Just four years ago, the entire earth ground to a standstill, paralysed by a virus too small for the naked eye to see. The world, as we knew up to then, seemed to have suddenly disappeared into an abyss from which something perhaps best described as dystopian emerged. Individual freedom was almost instantly curtailed whilst borders went up and mobility ground to a halt.
Governments panicked and societies were scared into submission. Humanity with all its hubris felt fragile and denuded as nature unleashed a force supposedly contained by the advances science. Normally stingy finance ministers threw untold billions at the problem in an attempt to keep societies afloat whilst economies were put to sleep in suspended animation. The scare of corona was universal: it dominated conversations, caused great alarm, and spawned conspiracy theories.
Though scientist has long warned about the dangers of a major viral outbreak, no disaster scripts had been prepared or scenarios gamed.

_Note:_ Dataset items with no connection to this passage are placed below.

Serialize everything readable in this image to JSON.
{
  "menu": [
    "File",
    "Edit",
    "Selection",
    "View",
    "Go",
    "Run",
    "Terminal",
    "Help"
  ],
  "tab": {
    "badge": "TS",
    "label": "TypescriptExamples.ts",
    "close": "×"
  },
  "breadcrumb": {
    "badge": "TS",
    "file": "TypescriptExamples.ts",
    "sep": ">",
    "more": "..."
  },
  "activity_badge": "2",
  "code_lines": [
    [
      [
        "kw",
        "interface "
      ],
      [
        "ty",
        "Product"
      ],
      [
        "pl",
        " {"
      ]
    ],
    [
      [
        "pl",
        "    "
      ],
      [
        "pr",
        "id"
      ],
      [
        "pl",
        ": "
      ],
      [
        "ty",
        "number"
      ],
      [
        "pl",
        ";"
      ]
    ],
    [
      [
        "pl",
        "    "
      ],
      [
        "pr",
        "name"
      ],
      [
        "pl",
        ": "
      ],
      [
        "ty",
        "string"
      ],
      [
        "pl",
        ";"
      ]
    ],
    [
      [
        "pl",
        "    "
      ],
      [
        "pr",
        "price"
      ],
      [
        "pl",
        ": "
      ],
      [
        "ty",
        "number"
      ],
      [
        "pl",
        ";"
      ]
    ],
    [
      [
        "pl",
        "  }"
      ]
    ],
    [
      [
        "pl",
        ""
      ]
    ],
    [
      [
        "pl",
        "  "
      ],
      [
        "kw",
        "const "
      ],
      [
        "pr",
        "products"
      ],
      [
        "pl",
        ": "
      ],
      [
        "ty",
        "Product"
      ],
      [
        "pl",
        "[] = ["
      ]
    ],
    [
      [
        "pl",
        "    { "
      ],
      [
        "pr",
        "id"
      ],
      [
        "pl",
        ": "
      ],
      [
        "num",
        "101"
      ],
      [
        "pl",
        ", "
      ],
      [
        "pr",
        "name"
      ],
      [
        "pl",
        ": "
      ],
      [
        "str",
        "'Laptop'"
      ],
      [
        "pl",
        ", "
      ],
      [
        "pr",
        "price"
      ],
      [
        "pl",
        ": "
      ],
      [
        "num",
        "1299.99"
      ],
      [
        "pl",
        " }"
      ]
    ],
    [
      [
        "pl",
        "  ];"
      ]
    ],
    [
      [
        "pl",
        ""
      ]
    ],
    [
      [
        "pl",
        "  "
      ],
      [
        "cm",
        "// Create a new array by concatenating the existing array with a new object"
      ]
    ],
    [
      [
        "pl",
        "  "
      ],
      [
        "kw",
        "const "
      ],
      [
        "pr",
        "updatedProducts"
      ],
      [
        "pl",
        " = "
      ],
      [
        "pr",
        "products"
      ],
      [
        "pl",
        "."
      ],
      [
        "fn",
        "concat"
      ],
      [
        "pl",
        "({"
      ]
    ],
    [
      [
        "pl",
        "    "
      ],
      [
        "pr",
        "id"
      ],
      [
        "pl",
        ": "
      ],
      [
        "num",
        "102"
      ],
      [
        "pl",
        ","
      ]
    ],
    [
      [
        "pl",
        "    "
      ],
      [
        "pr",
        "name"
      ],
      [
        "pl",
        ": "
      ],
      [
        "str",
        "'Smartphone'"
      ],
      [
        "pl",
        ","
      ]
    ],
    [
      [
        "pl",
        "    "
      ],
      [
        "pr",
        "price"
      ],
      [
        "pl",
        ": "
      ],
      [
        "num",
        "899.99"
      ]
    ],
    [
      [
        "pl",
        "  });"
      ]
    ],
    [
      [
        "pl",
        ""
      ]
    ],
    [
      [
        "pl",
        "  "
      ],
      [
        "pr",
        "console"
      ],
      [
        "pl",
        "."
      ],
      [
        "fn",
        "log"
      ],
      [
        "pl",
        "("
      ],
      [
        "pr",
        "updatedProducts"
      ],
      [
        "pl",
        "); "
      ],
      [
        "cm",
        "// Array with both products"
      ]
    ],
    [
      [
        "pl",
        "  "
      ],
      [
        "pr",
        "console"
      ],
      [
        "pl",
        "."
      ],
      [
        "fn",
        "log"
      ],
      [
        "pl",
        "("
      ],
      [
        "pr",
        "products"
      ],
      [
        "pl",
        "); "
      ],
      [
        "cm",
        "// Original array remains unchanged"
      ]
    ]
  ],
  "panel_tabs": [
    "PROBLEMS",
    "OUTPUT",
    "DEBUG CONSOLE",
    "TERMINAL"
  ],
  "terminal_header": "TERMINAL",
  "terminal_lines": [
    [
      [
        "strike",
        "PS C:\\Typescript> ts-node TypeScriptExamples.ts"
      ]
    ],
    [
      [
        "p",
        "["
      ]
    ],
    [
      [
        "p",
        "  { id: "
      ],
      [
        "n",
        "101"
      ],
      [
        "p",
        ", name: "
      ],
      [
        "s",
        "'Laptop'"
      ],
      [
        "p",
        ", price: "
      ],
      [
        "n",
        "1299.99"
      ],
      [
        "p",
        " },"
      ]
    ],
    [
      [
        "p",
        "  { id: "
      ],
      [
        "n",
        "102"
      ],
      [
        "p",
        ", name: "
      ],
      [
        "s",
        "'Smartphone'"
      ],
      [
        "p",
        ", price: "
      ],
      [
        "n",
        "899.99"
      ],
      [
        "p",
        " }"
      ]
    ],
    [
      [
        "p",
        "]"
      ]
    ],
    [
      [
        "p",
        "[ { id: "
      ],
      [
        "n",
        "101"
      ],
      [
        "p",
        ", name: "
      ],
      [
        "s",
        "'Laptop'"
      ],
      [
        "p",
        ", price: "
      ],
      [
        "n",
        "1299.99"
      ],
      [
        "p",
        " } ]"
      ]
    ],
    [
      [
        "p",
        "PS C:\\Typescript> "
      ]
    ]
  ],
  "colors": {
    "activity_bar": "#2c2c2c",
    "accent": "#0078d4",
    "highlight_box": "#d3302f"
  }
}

Public officials were as clueless as the rest of us, which added considerably to the generalised sense of helplessness.
However, time is a great healer and hard-won experience soon fades into the background noise or evaporates altogether. Lessons learned are forgotten as the business-as-usual mindset prevails. Yet, the Corona Pandemic now on the cusp of entering the history books, profoundly changed the public perception of the role of the state, government, and society.
In Corona Journal, veteran journalist and analyst Wim Romeijn not only maps the disconcerting events that marked 2020 but also provides a context, including lessons from history and teachings from philosophy. He retraces our collective path into the pandemic and out of it in a series of captivating reportages, written as events unfolded.